Most blade bearings in large wind turbines are double-row four-point contact ball bearings. They connect the blades with the rotor and allow them to be pitched along their longitudinal axis. As the dimensions of wind turbines have been constantly increasing, every component has had to get bigger too, thus also increasing the loads on the blade bearings. Owing to their design, the load rating of ball bearings is limited, and their design life could become a limiting factor. This emphasises three-row roller bearings as blade bearings for the next generation of wind turbines. In the HAPT2 project, Fraunhofer IWES is evaluating the use of roller bearings as blade bearings.
Different bearing types used as blade bearings
Blade bearings are exposed to high alternating bending moments. The wind and gravitational forces act on the blade, thus introducing the load to one of the bearing rings. The load is then transferred to the other bearing ring through rolling bodies. For modern wind turbine blade bearings, these rolling bodies are balls, rollers, or a combination of both.
Double-row four-point contact ball bearings have balls as rolling elements, and these are in contact with the raceways at four points when the bearing is not under load. Any load acting on the bearing generates forces on the ball that have an axial and a radial component because the initial contact angles are less than 90 degrees.
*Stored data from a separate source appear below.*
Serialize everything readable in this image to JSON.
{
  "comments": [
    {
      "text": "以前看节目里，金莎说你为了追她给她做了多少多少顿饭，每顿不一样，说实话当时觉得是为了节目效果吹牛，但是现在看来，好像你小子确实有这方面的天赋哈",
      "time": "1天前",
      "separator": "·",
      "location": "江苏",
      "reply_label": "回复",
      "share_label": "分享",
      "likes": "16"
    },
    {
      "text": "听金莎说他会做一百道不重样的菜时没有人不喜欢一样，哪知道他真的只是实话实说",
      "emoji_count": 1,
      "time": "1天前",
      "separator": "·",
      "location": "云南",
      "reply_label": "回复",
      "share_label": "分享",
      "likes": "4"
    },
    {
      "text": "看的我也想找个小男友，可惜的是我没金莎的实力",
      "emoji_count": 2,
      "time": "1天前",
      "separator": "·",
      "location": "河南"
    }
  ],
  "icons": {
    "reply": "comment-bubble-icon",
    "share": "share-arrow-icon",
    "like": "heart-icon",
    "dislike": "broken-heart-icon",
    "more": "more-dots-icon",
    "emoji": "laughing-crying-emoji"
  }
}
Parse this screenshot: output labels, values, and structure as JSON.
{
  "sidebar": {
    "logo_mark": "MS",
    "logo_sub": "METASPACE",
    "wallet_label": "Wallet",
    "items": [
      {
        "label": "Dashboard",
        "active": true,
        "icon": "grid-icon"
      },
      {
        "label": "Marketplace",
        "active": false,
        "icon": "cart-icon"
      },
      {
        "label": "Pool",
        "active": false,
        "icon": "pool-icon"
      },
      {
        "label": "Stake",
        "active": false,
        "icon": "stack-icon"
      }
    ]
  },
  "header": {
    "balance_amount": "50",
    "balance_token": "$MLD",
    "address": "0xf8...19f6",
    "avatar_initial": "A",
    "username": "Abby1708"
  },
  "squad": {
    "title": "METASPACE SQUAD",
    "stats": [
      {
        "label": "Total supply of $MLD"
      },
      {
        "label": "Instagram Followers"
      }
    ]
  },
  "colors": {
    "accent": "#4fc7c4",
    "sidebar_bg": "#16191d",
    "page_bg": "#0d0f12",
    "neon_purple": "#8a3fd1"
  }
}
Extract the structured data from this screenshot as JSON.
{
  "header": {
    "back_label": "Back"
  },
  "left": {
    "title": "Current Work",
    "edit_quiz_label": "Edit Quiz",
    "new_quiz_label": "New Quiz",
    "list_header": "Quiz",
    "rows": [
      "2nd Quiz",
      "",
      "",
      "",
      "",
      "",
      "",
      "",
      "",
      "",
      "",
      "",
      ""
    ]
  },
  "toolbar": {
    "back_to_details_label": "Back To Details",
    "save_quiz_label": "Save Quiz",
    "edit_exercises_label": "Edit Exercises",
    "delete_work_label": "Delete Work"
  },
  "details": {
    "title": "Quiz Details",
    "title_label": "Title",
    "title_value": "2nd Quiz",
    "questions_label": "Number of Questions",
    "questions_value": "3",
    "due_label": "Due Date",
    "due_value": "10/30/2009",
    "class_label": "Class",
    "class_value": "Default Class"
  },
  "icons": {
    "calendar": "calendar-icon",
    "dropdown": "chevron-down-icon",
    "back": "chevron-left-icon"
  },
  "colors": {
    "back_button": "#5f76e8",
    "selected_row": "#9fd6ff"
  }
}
The result is tilting and ovalisation of the bearing rings and an increase in the contact angles, which aggravates the risk of truncation. Truncation describes the situation when the contact ellipse is cut at the raceway edge. This increases the contact pressures, which can then exceed the theoretical maximum contact pressure of a full contact.
Three-row roller bearings have two rows of axial rollers that bear the main load acting on the bearing and one row of radial rollers that transfer the smaller radial loads. With its additional row of radial rollers, this bearing type has separate raceways to carry the axial and radial components of the acting load.